Around the same time = within a few thousand years

I feel that definition is a bit loose. It is cool that there seems to be an order of things and that farming seems to come at a similar point in your development as a culture, but I wouldn't call this "around the same time".

[–] [email protected] 8 points 1 month ago (1 children)

In as many as 24 separate sites of origin, the paper explained, people began farming within a few thousand years of each other[...]

And I would add the always-important addendum: that we know of. It is interesting, though. It could be there was some kind of contact, even if a one-off of someone blown off course with enough knowledge, here and there over several thousand years. It could be deeper contact or exchange than was known. It could also be some ancestral thing passed down, but not done during the last glacial maximum, then restarted when it was possible. It also could be complete coincidence.

[–] [email protected] 4 points 1 month ago* (last edited 1 month ago)

I would go further than this: It is absurd to assert that we know they had no contact with each other. Archaeology is full of occasional one-off weird shit from one civilization randomly being found in some other civilization thousands of miles away that it had no business having contact with.

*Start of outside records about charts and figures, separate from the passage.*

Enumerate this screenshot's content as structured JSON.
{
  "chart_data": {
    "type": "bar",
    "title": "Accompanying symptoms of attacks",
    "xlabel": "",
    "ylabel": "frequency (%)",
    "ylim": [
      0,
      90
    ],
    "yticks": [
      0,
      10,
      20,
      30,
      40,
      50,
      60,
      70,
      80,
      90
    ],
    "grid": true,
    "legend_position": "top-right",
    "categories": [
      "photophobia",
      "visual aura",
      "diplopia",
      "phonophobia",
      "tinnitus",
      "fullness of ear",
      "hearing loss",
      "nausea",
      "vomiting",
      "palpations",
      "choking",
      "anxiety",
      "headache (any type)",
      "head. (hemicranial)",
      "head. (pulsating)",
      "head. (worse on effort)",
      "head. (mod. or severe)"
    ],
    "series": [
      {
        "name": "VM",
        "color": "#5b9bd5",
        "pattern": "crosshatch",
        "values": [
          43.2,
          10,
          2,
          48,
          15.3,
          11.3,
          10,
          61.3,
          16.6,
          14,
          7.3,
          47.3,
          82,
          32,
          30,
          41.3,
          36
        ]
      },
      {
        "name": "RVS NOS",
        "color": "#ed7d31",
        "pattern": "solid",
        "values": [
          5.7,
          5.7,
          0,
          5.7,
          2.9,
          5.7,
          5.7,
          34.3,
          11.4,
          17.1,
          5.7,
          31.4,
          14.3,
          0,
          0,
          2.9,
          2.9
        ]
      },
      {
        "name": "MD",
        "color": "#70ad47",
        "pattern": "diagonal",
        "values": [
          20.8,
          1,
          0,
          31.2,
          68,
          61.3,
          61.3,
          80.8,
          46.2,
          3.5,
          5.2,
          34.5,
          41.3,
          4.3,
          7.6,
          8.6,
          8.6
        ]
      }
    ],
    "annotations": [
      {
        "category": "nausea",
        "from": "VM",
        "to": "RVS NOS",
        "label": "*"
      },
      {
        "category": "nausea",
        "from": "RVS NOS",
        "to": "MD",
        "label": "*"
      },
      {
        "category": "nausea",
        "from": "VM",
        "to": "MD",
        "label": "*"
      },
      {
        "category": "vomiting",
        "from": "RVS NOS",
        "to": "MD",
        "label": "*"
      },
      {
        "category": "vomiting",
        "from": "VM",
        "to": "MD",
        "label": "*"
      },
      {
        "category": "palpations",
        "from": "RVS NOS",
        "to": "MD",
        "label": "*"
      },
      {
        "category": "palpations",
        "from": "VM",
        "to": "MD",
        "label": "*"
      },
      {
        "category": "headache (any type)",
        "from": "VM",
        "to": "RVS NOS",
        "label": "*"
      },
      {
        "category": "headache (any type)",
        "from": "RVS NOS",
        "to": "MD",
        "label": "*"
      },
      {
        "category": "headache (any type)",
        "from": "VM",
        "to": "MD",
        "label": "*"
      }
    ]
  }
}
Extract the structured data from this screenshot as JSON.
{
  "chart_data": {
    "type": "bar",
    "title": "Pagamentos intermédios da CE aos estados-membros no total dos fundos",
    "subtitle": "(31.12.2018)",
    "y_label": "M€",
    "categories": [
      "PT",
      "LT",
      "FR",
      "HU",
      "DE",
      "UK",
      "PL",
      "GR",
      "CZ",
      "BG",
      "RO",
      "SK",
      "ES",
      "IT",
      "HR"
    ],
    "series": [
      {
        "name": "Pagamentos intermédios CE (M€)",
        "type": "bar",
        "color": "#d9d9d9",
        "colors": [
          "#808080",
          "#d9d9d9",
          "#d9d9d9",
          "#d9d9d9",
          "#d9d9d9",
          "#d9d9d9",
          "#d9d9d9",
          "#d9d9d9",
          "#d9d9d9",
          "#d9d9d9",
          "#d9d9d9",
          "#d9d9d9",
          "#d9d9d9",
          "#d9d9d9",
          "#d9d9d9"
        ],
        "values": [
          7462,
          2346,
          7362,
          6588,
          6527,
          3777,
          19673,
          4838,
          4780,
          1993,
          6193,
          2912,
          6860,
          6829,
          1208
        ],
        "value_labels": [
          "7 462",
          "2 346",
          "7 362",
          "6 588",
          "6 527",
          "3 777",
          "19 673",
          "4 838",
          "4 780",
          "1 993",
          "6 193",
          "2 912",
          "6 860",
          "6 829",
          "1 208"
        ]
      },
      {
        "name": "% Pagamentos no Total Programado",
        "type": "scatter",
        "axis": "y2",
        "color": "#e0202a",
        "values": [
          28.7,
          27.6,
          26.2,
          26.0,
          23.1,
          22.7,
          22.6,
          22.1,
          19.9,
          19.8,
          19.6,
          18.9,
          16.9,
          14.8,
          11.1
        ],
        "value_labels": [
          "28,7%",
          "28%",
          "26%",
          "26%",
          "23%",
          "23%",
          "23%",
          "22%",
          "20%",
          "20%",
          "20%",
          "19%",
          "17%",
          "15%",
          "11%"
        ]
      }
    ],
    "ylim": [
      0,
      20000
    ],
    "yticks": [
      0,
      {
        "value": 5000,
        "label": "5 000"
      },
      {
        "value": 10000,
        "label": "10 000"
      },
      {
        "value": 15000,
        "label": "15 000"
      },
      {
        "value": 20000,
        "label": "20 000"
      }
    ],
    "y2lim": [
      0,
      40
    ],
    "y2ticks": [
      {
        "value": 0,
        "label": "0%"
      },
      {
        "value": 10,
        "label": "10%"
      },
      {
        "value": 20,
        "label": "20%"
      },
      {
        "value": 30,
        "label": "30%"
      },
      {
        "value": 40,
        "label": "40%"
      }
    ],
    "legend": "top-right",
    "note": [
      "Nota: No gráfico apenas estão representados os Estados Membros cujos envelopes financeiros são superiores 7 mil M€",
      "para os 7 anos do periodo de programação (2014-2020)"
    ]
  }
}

And yet, there it is.

A lot of scientists see the breadth and the rigor of the models that they follow, and they make the understandable but wrong leap into saying “this thing isn’t in my model, so that means it is definitely not true (even though there’s no particular negative evidence), because if it were, it would be in my model.”

I have no way of being sure, any more than they have any way of being sure in the other direction, but I think the sudden appearance of farming at basically the same time the world over is explained by exactly the explanation that it seems like it would be explained by. All it takes is one.